A sucker fisherman sat waiting patiently for a bite, and probably wondered what I was doing without a rod, and we chatted briefly. He said fewer and fewer trout were being caught from the Sturgeon River these days since the DNR stopped planting fish. He nattered, seemingly happy to have someone to talk to, and then I excused myself to get my waders and a rod from the car.

I had some spawnbags, and rigged up with six-pound monofilament, a No. 8 hook and a marble-sized spawnbag. I flipped it upstream, held the rod high, and felt the bait bounce downstream along bottom. Two more casts without a bump, and then on the fourth trip through the hole and near the edge of the tail-out, a fish came to me hard. I saluted it with my rod tip, setting the hook, and hoping it wasn't a sucker. A male steelhead in spawning colors bounced halfway into the air. I had a fine time with the hook-jawed male before gently releasing him.

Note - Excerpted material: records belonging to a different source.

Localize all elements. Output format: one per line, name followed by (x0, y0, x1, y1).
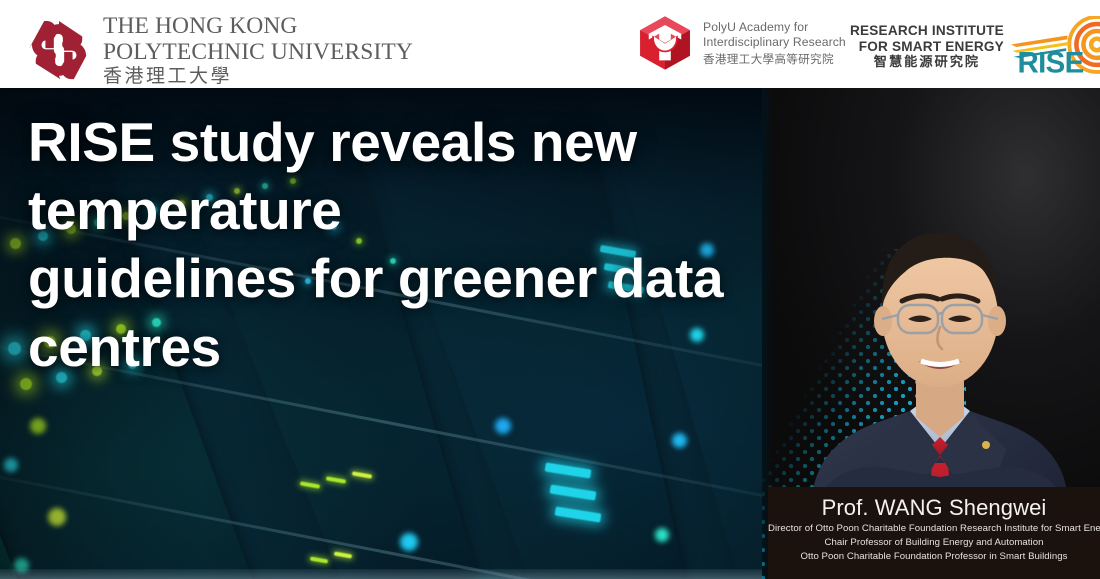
news-banner-page: THE HONG KONG POLYTECHNIC UNIVERSITY 香港理… (0, 0, 1100, 579)
polyu-knot-icon (26, 19, 92, 81)
pair-logo-lockup[interactable]: PolyU Academy for Interdisciplinary Rese… (636, 14, 846, 72)
speaker-role-line-2: Chair Professor of Building Energy and A… (768, 536, 1100, 550)
logo-header-bar: THE HONG KONG POLYTECHNIC UNIVERSITY 香港理… (0, 0, 1100, 88)
headline-line-2: guidelines for greener data centres (28, 247, 723, 377)
pair-name-line1: PolyU Academy for (703, 20, 846, 35)
rise-name-line1: RESEARCH INSTITUTE (850, 23, 1004, 38)
pair-name-chinese: 香港理工大學高等研究院 (703, 52, 846, 66)
image-bottom-strip (0, 569, 790, 579)
polyu-wordmark: THE HONG KONG POLYTECHNIC UNIVERSITY 香港理… (103, 13, 413, 86)
rise-name-chinese: 智慧能源研究院 (850, 56, 1004, 71)
speaker-name: Prof. WANG Shengwei (768, 495, 1100, 520)
page-title: RISE study reveals new temperature guide… (28, 108, 908, 381)
pair-cube-icon (636, 14, 694, 72)
polyu-name-line1: THE HONG KONG (103, 15, 413, 39)
speaker-role-line-1: Director of Otto Poon Charitable Foundat… (768, 522, 1100, 536)
hero-banner: RISE study reveals new temperature guide… (0, 88, 1100, 579)
pair-wordmark: PolyU Academy for Interdisciplinary Rese… (703, 20, 846, 66)
pair-name-line2: Interdisciplinary Research (703, 35, 846, 50)
rise-name-line2: FOR SMART ENERGY (850, 39, 1004, 54)
speaker-role-line-3: Otto Poon Charitable Foundation Professo… (768, 550, 1100, 564)
polyu-name-chinese: 香港理工大學 (103, 67, 413, 86)
svg-text:RISE: RISE (1017, 47, 1083, 78)
polyu-name-line2: POLYTECHNIC UNIVERSITY (103, 41, 413, 65)
speaker-caption-box: Prof. WANG Shengwei Director of Otto Poo… (768, 487, 1100, 579)
rise-wordmark-text: RESEARCH INSTITUTE FOR SMART ENERGY 智慧能源… (850, 23, 1004, 70)
headline-line-1: RISE study reveals new temperature (28, 111, 637, 241)
rise-sunburst-icon: RISE (1004, 16, 1100, 78)
rise-logo-lockup[interactable]: RESEARCH INSTITUTE FOR SMART ENERGY 智慧能源… (850, 16, 1100, 78)
polyu-logo-lockup[interactable]: THE HONG KONG POLYTECHNIC UNIVERSITY 香港理… (26, 13, 413, 86)
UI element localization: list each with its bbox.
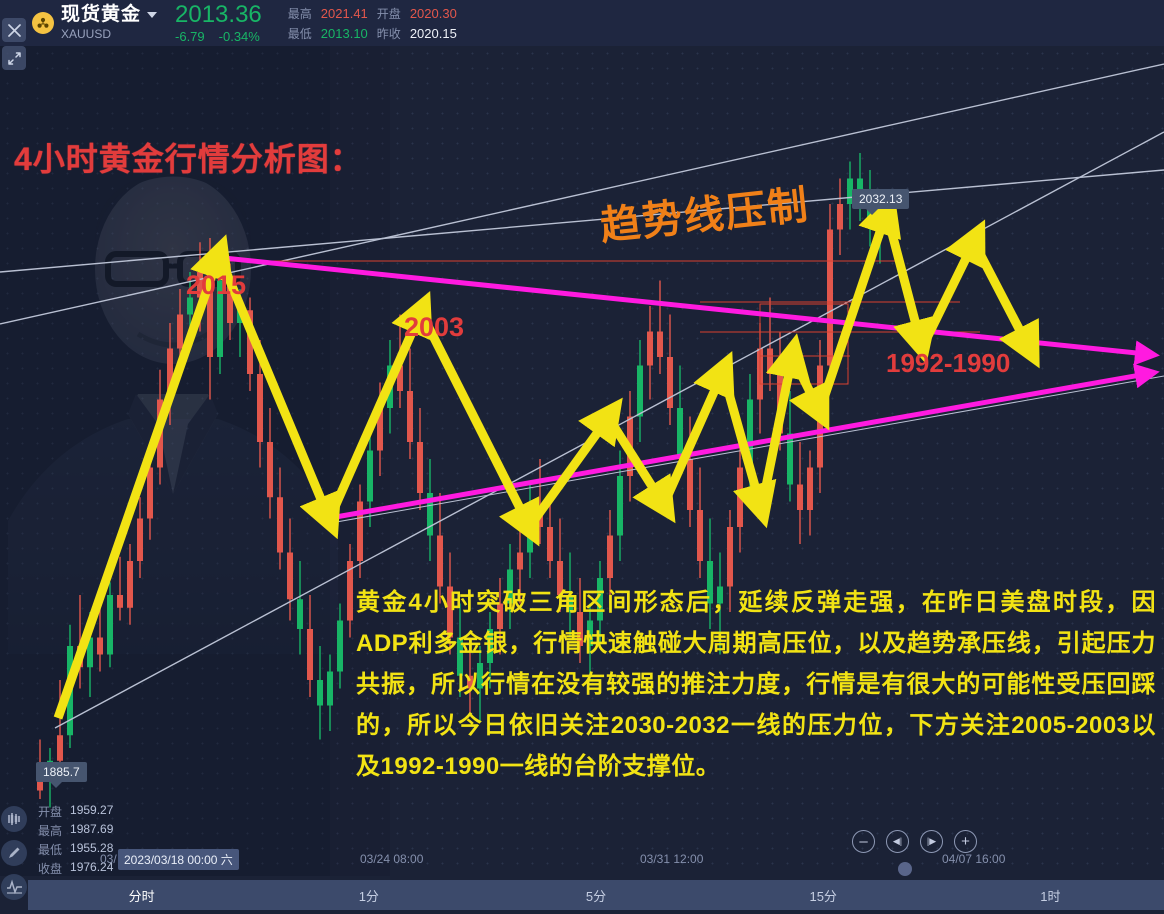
gray-trendline-top: [0, 64, 1164, 324]
last-price: 2013.36: [175, 3, 262, 27]
expand-icon[interactable]: [2, 46, 26, 70]
step-forward-button[interactable]: |▶: [920, 830, 943, 853]
symbol-avatar-icon: [32, 12, 54, 34]
pencil-icon[interactable]: [1, 840, 27, 866]
step-back-button[interactable]: ◀|: [886, 830, 909, 853]
time-tick: 03/24 08:00: [360, 852, 423, 866]
stat-value: 2020.15: [410, 26, 457, 41]
quote-stats: 最高2021.41开盘2020.30最低2013.10昨收2020.15: [288, 5, 457, 42]
stat-label: 最低: [288, 25, 312, 42]
symbol-name: 现货黄金: [61, 5, 141, 25]
ohlc-label: 最高: [38, 822, 62, 839]
tab-3[interactable]: 15分: [710, 886, 937, 905]
trading-chart-app: 4小时黄金行情分析图： 趋势线压制 2015 2003 1992-1990 20…: [0, 0, 1164, 914]
time-tick: 03/: [100, 852, 117, 866]
chart-canvas[interactable]: 4小时黄金行情分析图： 趋势线压制 2015 2003 1992-1990 20…: [0, 46, 1164, 876]
price-block: 2013.36 -6.79 -0.34%: [175, 3, 262, 44]
low-price-callout: 1885.7: [36, 762, 87, 782]
tab-2[interactable]: 5分: [482, 886, 709, 905]
ohlc-value: 1987.69: [70, 822, 113, 839]
magenta-support-line: [330, 374, 1146, 518]
chart-title-annotation: 4小时黄金行情分析图：: [14, 134, 363, 180]
stat-label: 开盘: [377, 5, 401, 22]
stat-label: 最高: [288, 5, 312, 22]
zoom-in-button[interactable]: +: [954, 830, 977, 853]
left-toolbar: [0, 0, 28, 914]
symbol-block[interactable]: 现货黄金 XAUUSD: [61, 5, 157, 41]
zoom-out-button[interactable]: –: [852, 830, 875, 853]
time-tick: 04/07 16:00: [942, 852, 1005, 866]
tab-4[interactable]: 1时: [937, 886, 1164, 905]
gray-trendline-upper: [0, 170, 1164, 272]
timeframe-tabbar[interactable]: 分时1分5分15分1时: [28, 880, 1164, 910]
indicator-icon[interactable]: [1, 874, 27, 900]
close-icon[interactable]: [2, 18, 26, 42]
change-percent: -0.34%: [219, 29, 260, 44]
level-label-2003: 2003: [404, 312, 464, 343]
stat-label: 昨收: [377, 25, 401, 42]
chart-nav-controls[interactable]: –◀||▶+: [852, 830, 977, 853]
analysis-text: 黄金4小时突破三角区间形态后，延续反弹走强，在昨日美盘时段，因ADP利多金银，行…: [356, 582, 1156, 787]
tab-0[interactable]: 分时: [28, 886, 255, 905]
change-absolute: -6.79: [175, 29, 205, 44]
analysis-paragraph: 黄金4小时突破三角区间形态后，延续反弹走强，在昨日美盘时段，因ADP利多金银，行…: [356, 582, 1156, 787]
scroll-handle[interactable]: [898, 862, 912, 876]
ohlc-value: 1959.27: [70, 803, 113, 820]
chevron-down-icon[interactable]: [147, 12, 157, 18]
level-label-2015: 2015: [186, 270, 246, 301]
symbol-code: XAUUSD: [61, 27, 157, 41]
ohlc-label: 开盘: [38, 803, 62, 820]
time-axis: 03/03/24 08:0003/31 12:0004/07 16:002023…: [0, 848, 1164, 876]
level-label-range: 1992-1990: [886, 348, 1010, 379]
high-price-callout: 2032.13: [852, 189, 909, 209]
stat-value: 2020.30: [410, 6, 457, 21]
stat-value: 2021.41: [321, 6, 368, 21]
time-tick: 03/31 12:00: [640, 852, 703, 866]
candles-icon[interactable]: [1, 806, 27, 832]
quote-header: 现货黄金 XAUUSD 2013.36 -6.79 -0.34% 最高2021.…: [0, 0, 1164, 46]
time-cursor-label: 2023/03/18 00:00 六: [118, 849, 239, 870]
bottom-strip: [0, 910, 1164, 914]
stat-value: 2013.10: [321, 26, 368, 41]
tab-1[interactable]: 1分: [255, 886, 482, 905]
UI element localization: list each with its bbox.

A silvery female came to a yarn fly rolled along bottom, and she too was released to continue her spawning chores. It was a welcome return to the river.

Memories are about all we retain from a lifetime of fishing and hunting. Without pleasant memories of bygone days, we are nothing; and because our environment and those things we count as precious and sacred seldom remain the same, we must recount and relive those good memories as often as possible.

Doing so is what keeps most men sane during the winter months.